This is Snorri, my new favourite sweater. It is named for an Icelandic scholar who wrote down Norse mythology and skaldic verse in the 11th century I used the Spring Morning (Vormorgun) top by Védís Jónsdóttir as a starting point but added a fair share of modifications in order to get exactly what I wanted: a warm winter sweater. Having just done a photo shoot outside in September in Scotland, I can honestly say that this is the warmest sweater I have ever worn. Phew.
Modifications, then. You can get the full low-down at its Ravelry project page, but here are some things I did differently. The largest size rings in at a whopping 36 inches, so I decided to add an extra pattern repeat and go up a needle size to accommodate my bust. The result is admittedly snug - but in a way which suits my taste and body shape (I hope). I did a lot of shaping through using various needle sizes in an ingenious fashion.
The biggest change is that Snorri has sleeves whereas Védís' pattern does not. I added sleeves in a slightly unorthodox manner: I used a provisional crochet cast-on for the sleeve caps/yoke, unzipped the cast-on after finishing the yoke, picked up stitches from under the arms and knitted the sleeves top-down. It was easier than my explanation makes it sound. My modus operandi was completely improvised, featured some sharp decreases but it looks nice and, hey, Snorri has functional sleeves!
After the sweater was done, I decided that the bottom rib was too loose for my liking, so I put a pair of scissors to my sweater, picked up stitches and re-knit the bottom rib on smaller needles. Ms Yarn Harlot has written an easy explanation as how to do this in case you don’t know how.
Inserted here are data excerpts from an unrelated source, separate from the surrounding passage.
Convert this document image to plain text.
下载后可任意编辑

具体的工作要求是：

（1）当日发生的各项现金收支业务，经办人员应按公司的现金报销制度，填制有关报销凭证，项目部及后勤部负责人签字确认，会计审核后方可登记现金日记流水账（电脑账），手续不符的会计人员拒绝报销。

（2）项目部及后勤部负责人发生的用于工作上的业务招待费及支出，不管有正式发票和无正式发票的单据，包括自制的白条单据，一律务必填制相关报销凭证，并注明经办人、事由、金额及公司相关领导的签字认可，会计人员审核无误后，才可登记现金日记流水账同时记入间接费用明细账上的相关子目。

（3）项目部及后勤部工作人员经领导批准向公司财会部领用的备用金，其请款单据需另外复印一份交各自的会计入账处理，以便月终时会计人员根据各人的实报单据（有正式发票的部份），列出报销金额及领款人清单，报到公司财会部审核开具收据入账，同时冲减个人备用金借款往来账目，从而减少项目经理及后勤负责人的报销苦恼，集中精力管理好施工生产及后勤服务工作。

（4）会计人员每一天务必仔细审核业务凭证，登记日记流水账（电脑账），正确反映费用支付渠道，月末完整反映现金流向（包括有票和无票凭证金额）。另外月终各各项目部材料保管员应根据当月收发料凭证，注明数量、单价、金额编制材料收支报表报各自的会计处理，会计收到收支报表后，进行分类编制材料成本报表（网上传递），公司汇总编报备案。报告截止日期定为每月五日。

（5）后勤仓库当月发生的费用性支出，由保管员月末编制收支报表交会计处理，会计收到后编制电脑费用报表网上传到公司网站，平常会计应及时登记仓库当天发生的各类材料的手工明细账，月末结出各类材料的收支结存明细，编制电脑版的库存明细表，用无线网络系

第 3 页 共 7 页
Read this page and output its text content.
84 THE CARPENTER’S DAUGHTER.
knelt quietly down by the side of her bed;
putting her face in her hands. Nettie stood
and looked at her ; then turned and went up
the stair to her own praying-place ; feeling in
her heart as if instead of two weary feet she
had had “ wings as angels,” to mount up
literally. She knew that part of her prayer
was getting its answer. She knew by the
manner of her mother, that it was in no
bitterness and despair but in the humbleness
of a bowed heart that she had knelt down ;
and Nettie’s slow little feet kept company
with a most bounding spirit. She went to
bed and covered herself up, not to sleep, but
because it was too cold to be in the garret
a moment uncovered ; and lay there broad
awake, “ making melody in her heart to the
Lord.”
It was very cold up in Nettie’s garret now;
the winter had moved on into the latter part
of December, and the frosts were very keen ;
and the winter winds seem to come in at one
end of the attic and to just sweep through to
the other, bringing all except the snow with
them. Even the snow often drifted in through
It’s easy, trust me, and it is one of the most useful knitting tricks I know.
I love this sweater and I loved making it. Lett Lopi is fabulous to work with and I'd knit another Lopi sweater in a heartbeat if I had to. The wool is itchy but it is not meant to be worn right next to the skin, so I've stocked up on long-sleeved tees. Seriously, I love every little aspect of this knit - including the heritage aspect of it which is becoming increasingly important to me as a knitter.